Disney-RIL merger: IPL advertisers to lose bargaining chip?

Negotiating for IPL ad rates is likely to be challenging as the merged entity is at an elevated position in terms of sports programming, share marketers

by Kanchan Srivastava
Published - March 01, 2024
3 minutes To Read
Disney-RIL merger: IPL advertisers to lose bargaining chip?

The consolidation of Walt Disney's Indian media business with Reliance Industries' Viacom18 is poised to have a significant impact on the bargaining power of advertisers, say industry experts.

The Disney-Viacom merger will give rise to a formidable entity worth Rs 70,000 crore, boasting over 70 TV channels from Star India and 38 from Viacom18 in eight languages. This is in addition to the two major OTT platforms - Jio Cinema and Hotstar - and two film studios owned by each conglomerate.

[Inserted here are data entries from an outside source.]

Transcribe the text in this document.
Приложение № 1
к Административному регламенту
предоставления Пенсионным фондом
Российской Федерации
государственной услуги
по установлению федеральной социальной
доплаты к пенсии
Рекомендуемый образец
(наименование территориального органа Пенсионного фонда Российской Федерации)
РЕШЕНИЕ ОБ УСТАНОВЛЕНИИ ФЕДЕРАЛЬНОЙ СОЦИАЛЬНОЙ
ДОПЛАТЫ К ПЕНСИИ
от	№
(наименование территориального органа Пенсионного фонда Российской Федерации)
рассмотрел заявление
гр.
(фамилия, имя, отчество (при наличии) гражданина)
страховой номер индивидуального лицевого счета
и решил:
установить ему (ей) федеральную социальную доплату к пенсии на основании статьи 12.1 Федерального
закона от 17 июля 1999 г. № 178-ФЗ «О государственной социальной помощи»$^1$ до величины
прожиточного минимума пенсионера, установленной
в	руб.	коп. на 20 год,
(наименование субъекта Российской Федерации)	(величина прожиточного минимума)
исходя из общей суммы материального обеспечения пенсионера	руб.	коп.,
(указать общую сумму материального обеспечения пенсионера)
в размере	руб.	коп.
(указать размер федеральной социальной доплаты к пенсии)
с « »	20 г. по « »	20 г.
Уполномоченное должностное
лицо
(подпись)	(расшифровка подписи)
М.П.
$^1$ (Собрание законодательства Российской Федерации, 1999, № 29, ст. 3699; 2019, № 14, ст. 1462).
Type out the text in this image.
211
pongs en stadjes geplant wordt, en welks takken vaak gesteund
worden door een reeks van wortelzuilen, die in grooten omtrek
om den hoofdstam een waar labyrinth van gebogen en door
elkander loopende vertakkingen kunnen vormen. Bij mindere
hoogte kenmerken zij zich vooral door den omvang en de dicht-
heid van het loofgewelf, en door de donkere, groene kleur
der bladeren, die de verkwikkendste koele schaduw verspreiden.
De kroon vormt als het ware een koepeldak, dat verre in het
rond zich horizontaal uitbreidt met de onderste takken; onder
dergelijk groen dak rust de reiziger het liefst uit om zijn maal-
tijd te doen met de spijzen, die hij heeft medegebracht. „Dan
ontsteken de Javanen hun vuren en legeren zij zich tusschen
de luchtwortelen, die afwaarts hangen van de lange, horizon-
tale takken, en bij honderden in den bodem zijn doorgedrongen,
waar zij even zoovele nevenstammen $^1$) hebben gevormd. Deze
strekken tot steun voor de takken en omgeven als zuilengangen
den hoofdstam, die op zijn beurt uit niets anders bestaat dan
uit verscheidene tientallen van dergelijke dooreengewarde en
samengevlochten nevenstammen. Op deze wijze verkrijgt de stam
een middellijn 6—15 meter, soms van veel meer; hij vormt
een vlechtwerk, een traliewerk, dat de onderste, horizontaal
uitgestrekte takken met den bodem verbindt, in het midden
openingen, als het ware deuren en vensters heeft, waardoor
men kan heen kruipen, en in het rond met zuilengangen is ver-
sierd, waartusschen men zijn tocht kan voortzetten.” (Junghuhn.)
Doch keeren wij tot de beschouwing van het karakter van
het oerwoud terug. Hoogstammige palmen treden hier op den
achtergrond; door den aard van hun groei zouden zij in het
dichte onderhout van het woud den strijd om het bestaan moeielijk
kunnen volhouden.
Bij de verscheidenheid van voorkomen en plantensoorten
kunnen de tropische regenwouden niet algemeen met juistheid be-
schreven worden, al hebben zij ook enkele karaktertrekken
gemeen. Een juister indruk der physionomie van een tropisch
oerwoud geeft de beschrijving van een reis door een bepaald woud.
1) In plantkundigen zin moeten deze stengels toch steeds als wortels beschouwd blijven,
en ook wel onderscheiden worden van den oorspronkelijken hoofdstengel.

"The merger may hurt advertisers as the merged entity's negotiating power will be elevated, particularly in sports programming," stated a Chief Marketing Officer of a leading FMCG company.

The first event to deal with this possible impact will be the Indian Premier League 2024 (IPL), set to begin in less than three weeks on March 22.  

In 2023, when Star India and Viacom18 competed vigorously for advertisers' attention, advertisers secured favourable rates for their campaigns on both TV and OTT platforms. However, such advantages may dwindle in the foreseeable future, opine marketers. 

"We may encounter challenges negotiating ad rates for IPL matches. Additionally, ad space purchasing may become platform-agnostic as we will invest in whichever offers more competitive pricing," remarked another CMO, speaking on condition of anonymity.

Disney and Jio currently dominate an estimated 75-80% of the Indian sports market across linear TV and digital platforms, collectively amassing nearly Rs 4,700 crore in advertising revenue during IPL 2023, as per findings from market research and analysis firm Redseer Strategy Consultants.

"This dominance, particularly in cricket, positions them to capture a significant portion of the overall advertising market, demonstrating robust growth in an industry where sports serves as a key driver of viewership on both linear TV and digital platforms," noted Karan Taurani, Senior Vice-President at Elara Capital.

Taurani, however, emphasized that the monopoly in sports properties may eventually result in higher ad revenues for the merged entity. 

Industry experts state that while last year's IPL ad sales focused on the dichotomy between TV and Digital due to the unique circumstance of broadcast and streaming rights being held by separate entities for the first time, this year's narrative revolves around a more integrated approach of TV and digital. 

They note a shift in market sentiment towards positivity, with brands recognising the importance of investing in both digital and TV advertising, without sacrificing one for the other.

In a recent interview to e4m, Ashwin Padmanabhan, President - Investments, Trading and Partnerships, GroupM – India, had said, “I see 2024 will be a growth year for IPL which will contribute to the overall AdEx growth.”